Andy Rose: Well, I think this is my point; I think the project would not have gone ahead at all had TIFU not lent. TIFU lent £120 million, and that was a gap because the other banks were not able to fill it. It is hard to answer the question because I think the answer is: at that stage the risk is the deal would have been cancelled only due to a lack of available funding.

Q26  Ian Swales: Has that £120 million been converted into a commercial loan now? 

Andy Rose: TIFU only lent on a commercial basis.
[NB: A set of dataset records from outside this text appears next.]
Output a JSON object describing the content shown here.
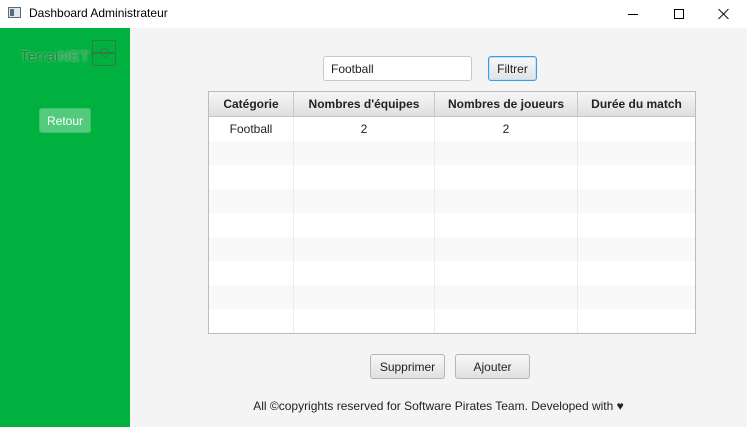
{
  "window": {
    "title": "Dashboard Administrateur"
  },
  "sidebar": {
    "logo_part1": "Terrai",
    "logo_part2": "NET",
    "back_label": "Retour",
    "color": "#00b140"
  },
  "filter": {
    "value": "Football",
    "placeholder": "",
    "button_label": "Filtrer"
  },
  "table": {
    "headers": [
      "Catégorie",
      "Nombres d'équipes",
      "Nombres de joueurs",
      "Durée du match"
    ],
    "rows": [
      [
        "Football",
        "2",
        "2",
        ""
      ]
    ]
  },
  "actions": {
    "delete_label": "Supprimer",
    "add_label": "Ajouter"
  },
  "footer": {
    "text": "All ©copyrights reserved for Software Pirates Team. Developed with ♥"
  }
}
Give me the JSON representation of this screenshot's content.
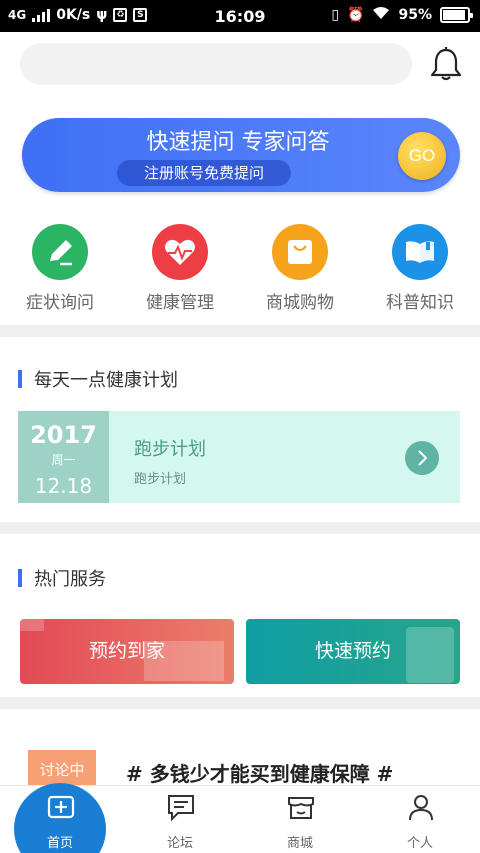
{
  "status": {
    "network": "4G",
    "speed": "0K/s",
    "time": "16:09",
    "battery": "95%"
  },
  "search": {
    "placeholder": ""
  },
  "banner": {
    "title": "快速提问 专家问答",
    "subtitle": "注册账号免费提问",
    "go": "GO"
  },
  "quick_nav": [
    {
      "label": "症状询问",
      "icon": "pen-icon",
      "color": "#2cb465"
    },
    {
      "label": "健康管理",
      "icon": "heart-pulse-icon",
      "color": "#ee3e45"
    },
    {
      "label": "商城购物",
      "icon": "shopping-bag-icon",
      "color": "#f7a21b"
    },
    {
      "label": "科普知识",
      "icon": "book-icon",
      "color": "#1b92e6"
    }
  ],
  "health_plan": {
    "section_title": "每天一点健康计划",
    "year": "2017",
    "weekday": "周一",
    "date": "12.18",
    "title": "跑步计划",
    "subtitle": "跑步计划"
  },
  "hot_services": {
    "section_title": "热门服务",
    "items": [
      {
        "label": "预约到家"
      },
      {
        "label": "快速预约"
      }
    ]
  },
  "discussion": {
    "tag": "讨论中",
    "title": "# 多钱少才能买到健康保障 #"
  },
  "tabbar": [
    {
      "label": "首页",
      "icon": "plus-box-icon",
      "active": true
    },
    {
      "label": "论坛",
      "icon": "chat-icon",
      "active": false
    },
    {
      "label": "商城",
      "icon": "store-icon",
      "active": false
    },
    {
      "label": "个人",
      "icon": "person-icon",
      "active": false
    }
  ]
}
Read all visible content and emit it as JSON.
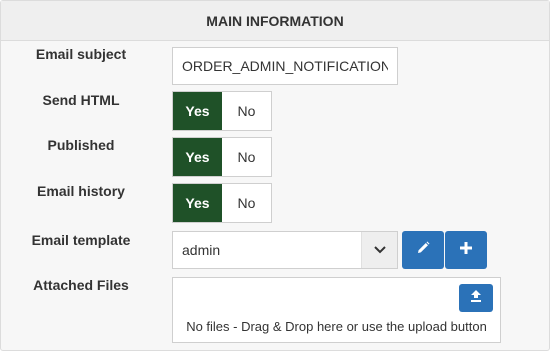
{
  "panel": {
    "title": "MAIN INFORMATION"
  },
  "email_subject": {
    "label": "Email subject",
    "value": "ORDER_ADMIN_NOTIFICATION_S"
  },
  "send_html": {
    "label": "Send HTML",
    "yes": "Yes",
    "no": "No",
    "selected": "Yes"
  },
  "published": {
    "label": "Published",
    "yes": "Yes",
    "no": "No",
    "selected": "Yes"
  },
  "email_history": {
    "label": "Email history",
    "yes": "Yes",
    "no": "No",
    "selected": "Yes"
  },
  "email_template": {
    "label": "Email template",
    "selected_value": "admin",
    "caret_icon": "chevron-down-icon",
    "edit_icon": "pencil-icon",
    "add_icon": "plus-icon"
  },
  "attached_files": {
    "label": "Attached Files",
    "empty_text": "No files - Drag & Drop here or use the upload button",
    "upload_icon": "upload-icon"
  },
  "colors": {
    "toggle_active": "#1f5128",
    "button_primary": "#2b72b8",
    "panel_bg": "#f7f7f7",
    "header_bg": "#efefef"
  }
}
The policy of the intervention was temporary and reversible, so TIFU was staffed only with senior project finance specialists from the private sector market that negotiated a commercial deal and entered into the loan agreement on identical terms to other commercial lenders.

Q27  Ian Swales: So the taxpayer is sitting on an asset that is generating a commercial interest rate now?

Andy Rose: Absolutely.

Q28  Ian Swales: So is that not a good idea? 

Andy Rose: I think the key was to try and keep the private sector in the market, so I think, with the evidence of 49 deals having occurred since, it was very, very important not to distort the private sector market where the private sector market could deliver, and the target of the intervention was only where there was not money available from the private sector.

Q29 Ian Swales: Does that unit still exist? 

Andy Rose: It still exists but at the last spending review it has been identified that no further funding will be made available other than to honour the legal obligation on the draw-down on that Manchester loan.

Q30  Ian Swales: Is that not something we should be looking at? The Olympics and the Crossrail projects have a combination of public and private finance; should we not be doing more of that? 

Andy Rose: Well, I think there are a number of initiatives currently being considered. Again, in the Budget and the spending review there was an announcement that the Green Investment Bank was looking at mechanisms. Again, the concept of the Green Investment Bank is still being developed, but I think the Government is looking at a number of possible interventions. The TIFU intervention was targeted on the PFI market, and given that 49 deals have closed since then without TIFU being asked to lend, I think the decision was made that allocating scarce public finances to TIFU going forward was not the right decision.